Harvest Respository and Analysis

Data collected by Habitat can also be sent to a central repsitory, storing all data or a subset from every server. There are many reasons why this should be done

Long term storage for all machines, not just the most recent
Aggregated views of the estate
Long term performance trending
Data available to non administrators
Cantral analysis of estate data
Offloading query traffic from application to infrastructure machine
Centralised configuration
Support scalability in larger installations

The repository that System Garden offers is Harvest, which is an additional product to Habiat and offers a web interface to analysists, managers, programmers and support staff. Harvest analyses contributed data to make an enterprise's estate more efficient. See https://www.systemgarden.com/harvest.html for more information.

Habitat sends data to the reposiory periodically using a sample sequence mechanism, in a process known as replication. This allows irregular synchronisation without losing samples. Update frequences can be tuned to be very frequent or just once a day, the default. It can even be triggered manually by a command line tool.

Data traffic is two way, and Habitat can read and display all data stored centrally via another tree label: repository. Once a repository is configured, MyHabitat automatically connects on start up and makes all hosts avilable using a hierachical organisational structure, which is provided by Harvest. Under each host label is the data that has been stored by that host and can be viewed as a graph or table like all other data. Repositories can also exist over the internet, allowing Harvest to operate as a 'Software as a Service' or even over a firewalled connection.

Monitoring and Events

Habitat has the ability to monitor files for pieces of text and when detected cause an alert or management action to be raised, such as an e-mail notification or paging request. For example, it is possible to search a set of files for the phrase `late feed arrival' and send e-mails or pager messages to support staff, letting them know that unattended processing is not going to plan.

Not only can files be monitored, but the habitat route system ensures that all valid datastores, files and URLs also have the ability to act as sources, leading to much greater flexibility. Routes are a type of superset url provided by the habitat infrastructure, extended to encompass different types of protocols and habitat storage methods.

All monitoring in Habitat is carried out by looking for pieces of text known as patterns and may contain an extensive set of wild cards, known as regular expressions. This provdes an extremely flexible mechanism for finding problems.

The actual work of monitoring is carried out by the clockwork agent and can be viewed from the MyHabitat tool under the node pattern watching in the choice tree.

Pattern matching work is carried out in jobs executed within clockwork and tie a list of files to a list of pattern-actions with a certain frequency. This gives a large amount of flexibility: for example, different applications could have different jobs. It would then be up to each application support group to define the frequency, sources and patterns independently of peer groups.

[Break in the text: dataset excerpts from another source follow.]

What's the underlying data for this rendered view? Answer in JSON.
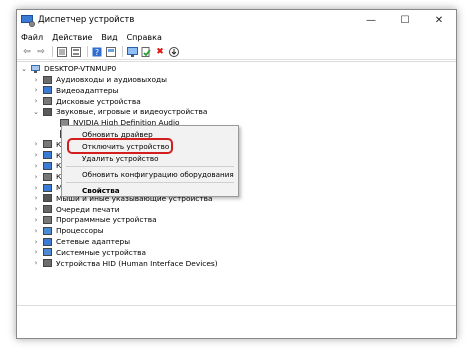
{
  "window": {
    "title": "Диспетчер устройств"
  },
  "window_controls": [
    "—",
    "☐",
    "✕"
  ],
  "menu": [
    "Файл",
    "Действие",
    "Вид",
    "Справка"
  ],
  "tree": {
    "root": "DESKTOP-VTNMUP0",
    "items": [
      {
        "label": "Аудиовходы и аудиовыходы",
        "expander": "›"
      },
      {
        "label": "Видеоадаптеры",
        "expander": "›"
      },
      {
        "label": "Дисковые устройства",
        "expander": "›"
      },
      {
        "label": "Звуковые, игровые и видеоустройства",
        "expander": "⌄"
      },
      {
        "label": "NVIDIA High Definition Audio",
        "expander": ""
      },
      {
        "label": "",
        "expander": ""
      },
      {
        "label": "Кл",
        "expander": "›"
      },
      {
        "label": "Ко",
        "expander": "›"
      },
      {
        "label": "Ко",
        "expander": "›"
      },
      {
        "label": "Ко",
        "expander": "›"
      },
      {
        "label": "Мо",
        "expander": "›"
      },
      {
        "label": "Мыши и иные указывающие устройства",
        "expander": "›"
      },
      {
        "label": "Очереди печати",
        "expander": "›"
      },
      {
        "label": "Программные устройства",
        "expander": "›"
      },
      {
        "label": "Процессоры",
        "expander": "›"
      },
      {
        "label": "Сетевые адаптеры",
        "expander": "›"
      },
      {
        "label": "Системные устройства",
        "expander": "›"
      },
      {
        "label": "Устройства HID (Human Interface Devices)",
        "expander": "›"
      }
    ]
  },
  "context_menu": {
    "update": "Обновить драйвер",
    "disable": "Отключить устройство",
    "remove": "Удалить устройство",
    "scan": "Обновить конфигурацию оборудования",
    "properties": "Свойства"
  }
}
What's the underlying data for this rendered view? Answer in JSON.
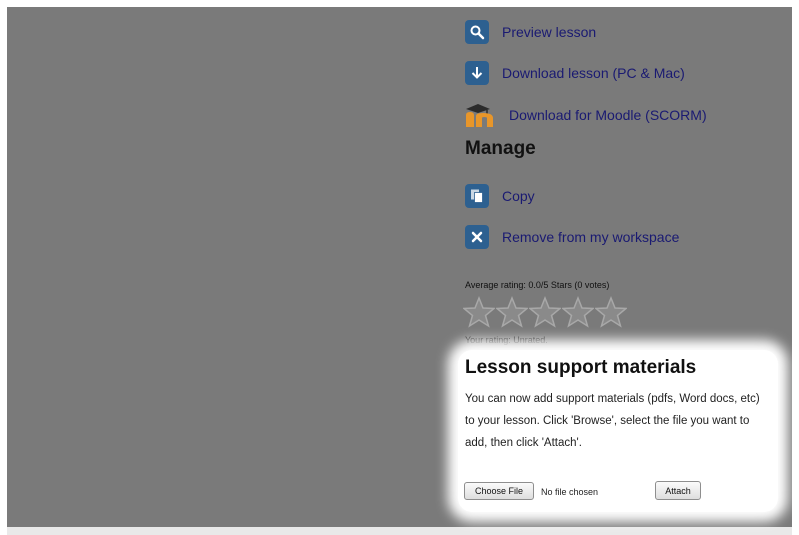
{
  "actions": {
    "preview_label": "Preview lesson",
    "download_label": "Download lesson (PC & Mac)",
    "moodle_label": "Download for Moodle (SCORM)"
  },
  "manage": {
    "heading": "Manage",
    "copy_label": "Copy",
    "remove_label": "Remove from my workspace"
  },
  "rating": {
    "average_text": "Average rating: 0.0/5 Stars (0 votes)",
    "your_rating_text": "Your rating: Unrated.",
    "stars_filled": 0,
    "stars_total": 5
  },
  "support": {
    "title": "Lesson support materials",
    "description": "You can now add support materials (pdfs, Word docs, etc) to your lesson. Click 'Browse', select the file you want to add, then click 'Attach'.",
    "choose_file_label": "Choose File",
    "no_file_text": "No file chosen",
    "attach_label": "Attach"
  },
  "colors": {
    "dimmed_overlay": "#7a7a7a",
    "link": "#1a1a72",
    "icon_blue": "#2d6090",
    "moodle_orange": "#e8962a"
  },
  "icons": [
    "magnifier-icon",
    "download-arrow-icon",
    "moodle-logo-icon",
    "copy-pages-icon",
    "close-x-icon",
    "star-icon"
  ]
}
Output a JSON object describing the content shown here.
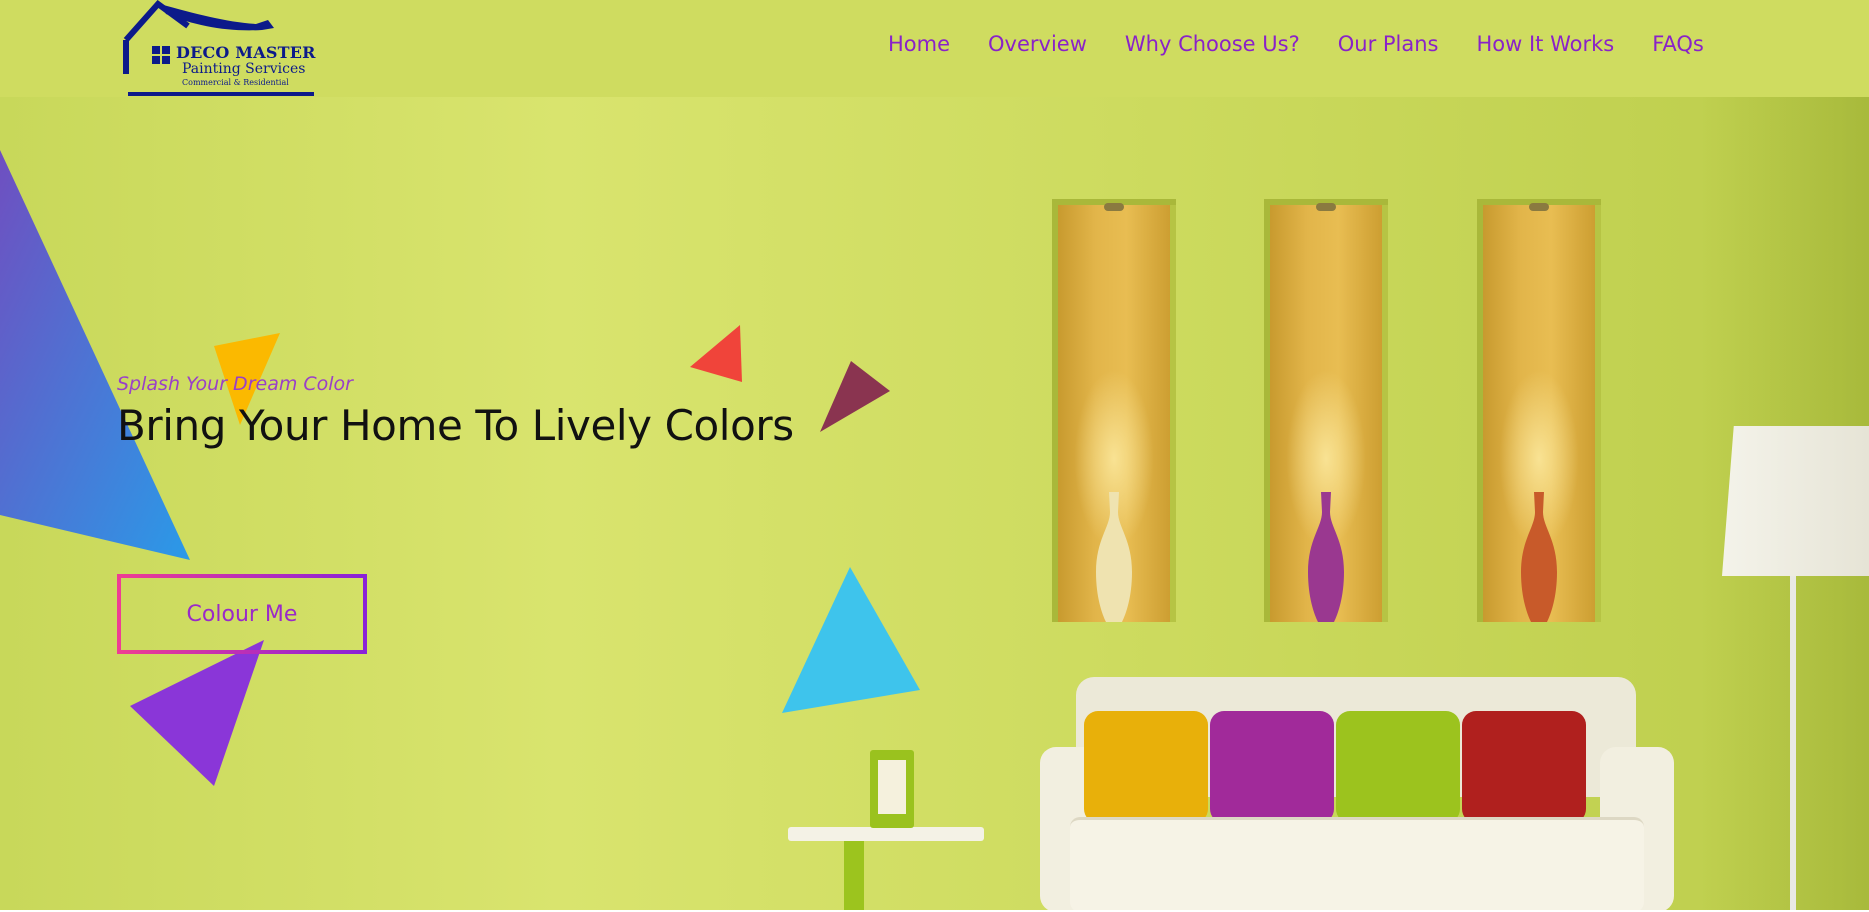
{
  "header": {
    "logo": {
      "line1": "DECO MASTER",
      "line2": "Painting Services",
      "line3": "Commercial & Residential",
      "color": "#0c1a8a"
    },
    "nav": [
      {
        "label": "Home"
      },
      {
        "label": "Overview"
      },
      {
        "label": "Why Choose Us?"
      },
      {
        "label": "Our Plans"
      },
      {
        "label": "How It Works"
      },
      {
        "label": "FAQs"
      }
    ],
    "nav_color": "#8a22c8",
    "background": "#cfdc60"
  },
  "hero": {
    "tagline": "Splash Your Dream Color",
    "headline": "Bring Your Home To Lively Colors",
    "cta_label": "Colour Me",
    "wall_color": "#d4e065",
    "pillow_colors": [
      "#e8b00a",
      "#a12a9a",
      "#9cc31e",
      "#b0201e"
    ],
    "vase_colors": [
      "#efe3b0",
      "#9a3890",
      "#c85a2a"
    ],
    "triangle_colors": [
      "#fbb900",
      "#f0443a",
      "#8a3450",
      "#3ec4ec",
      "#8a36d8",
      "#3a8ce0"
    ]
  }
}
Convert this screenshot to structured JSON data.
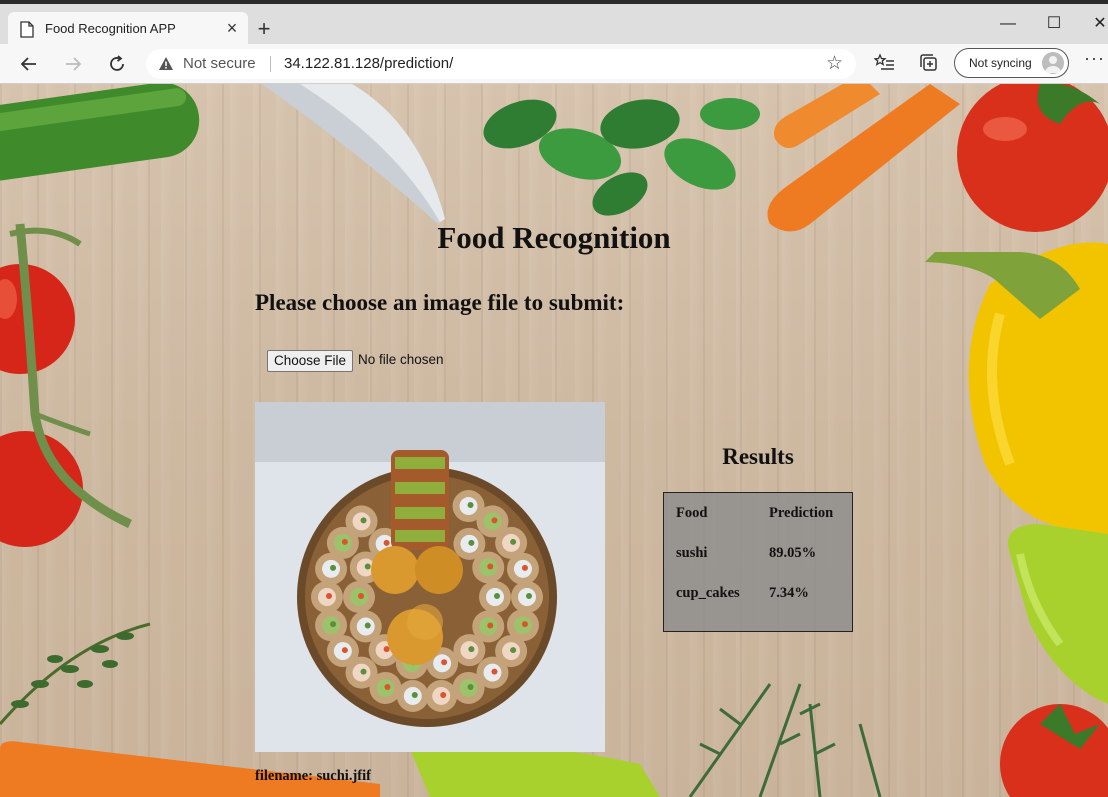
{
  "browser": {
    "tab_title": "Food Recognition APP",
    "tab_close": "×",
    "new_tab": "+",
    "window_controls": {
      "minimize": "—",
      "maximize": "☐",
      "close": "✕"
    },
    "security_label": "Not secure",
    "url": "34.122.81.128/prediction/",
    "sync_label": "Not syncing",
    "more_label": "···"
  },
  "page": {
    "title": "Food Recognition",
    "subtitle": "Please choose an image file to submit:",
    "file_button": "Choose File",
    "file_status": "No file chosen",
    "filename_label": "filename: suchi.jfif"
  },
  "results": {
    "heading": "Results",
    "headers": [
      "Food",
      "Prediction"
    ],
    "rows": [
      {
        "food": "sushi",
        "prediction": "89.05%"
      },
      {
        "food": "cup_cakes",
        "prediction": "7.34%"
      }
    ]
  },
  "colors": {
    "wood": "#cdb8a0",
    "tomato": "#d9301c",
    "pepper_yellow": "#f2c400",
    "pepper_green": "#a8d12e",
    "carrot": "#ee7a22",
    "leaf": "#2e7d32",
    "table_bg": "#8c8c8c"
  }
}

The table below explains the choices available to MyHabitat.

watching jobs	These are the jobs in clockwork that carry out the file watching activity. Each job specifies a source list, a pattern-action list and the period at which checking should be repeated.
events	Each time a match takes place, the event is logged to a route. This choice will display the event log against the time that it took place and the action that was carried out. Typically, the log is configured to keep only the most recent events, which limits excessive space usage. Fortunately the number of events saved may be altered to increase the history for verbose logging sources.
pattern-actions	Multiple named tables that define what to look for and what to do with it. The patterns use regular expressions as described above and each complete line from the sources is checked for its occurrence. Actions use methods just like the probe mechanism in clockwork. Each pattern that is detected will cause the method to be run and be passed a descriptive string on its command line. An example might be the sh method running a paging program or a relay method forwarding the string to a route which sends an e-mail or IRC. Also defined for each pattern are embargo times and counts, which restrict the number of events raised. After the first event, the successive matches are counted and timed. If a time has been set, no further events are raised until that time has expired, when one more will be raised and the timing process starts again. A count parameter works in a similar way to time, but checks for a minimum number of matches before raising an event. Counts and times may be combined, in which case the results for each are logically OR'ed together to discover if an event should be raised.
watched sources	Multiple named lists that contain data sources to monitor in the route specification. Each time a watching job runs, every source in the list is checked for size changes since it was last read. If a file shrinks in size then it is assumed that the file contents are new and unchecked (probably as a result of a log roll); the checking starts from the beginning (file location 0). If the route is one of habitat's datastores (such as timestore) then it is ring based and checking starts from the last sequence in the ring.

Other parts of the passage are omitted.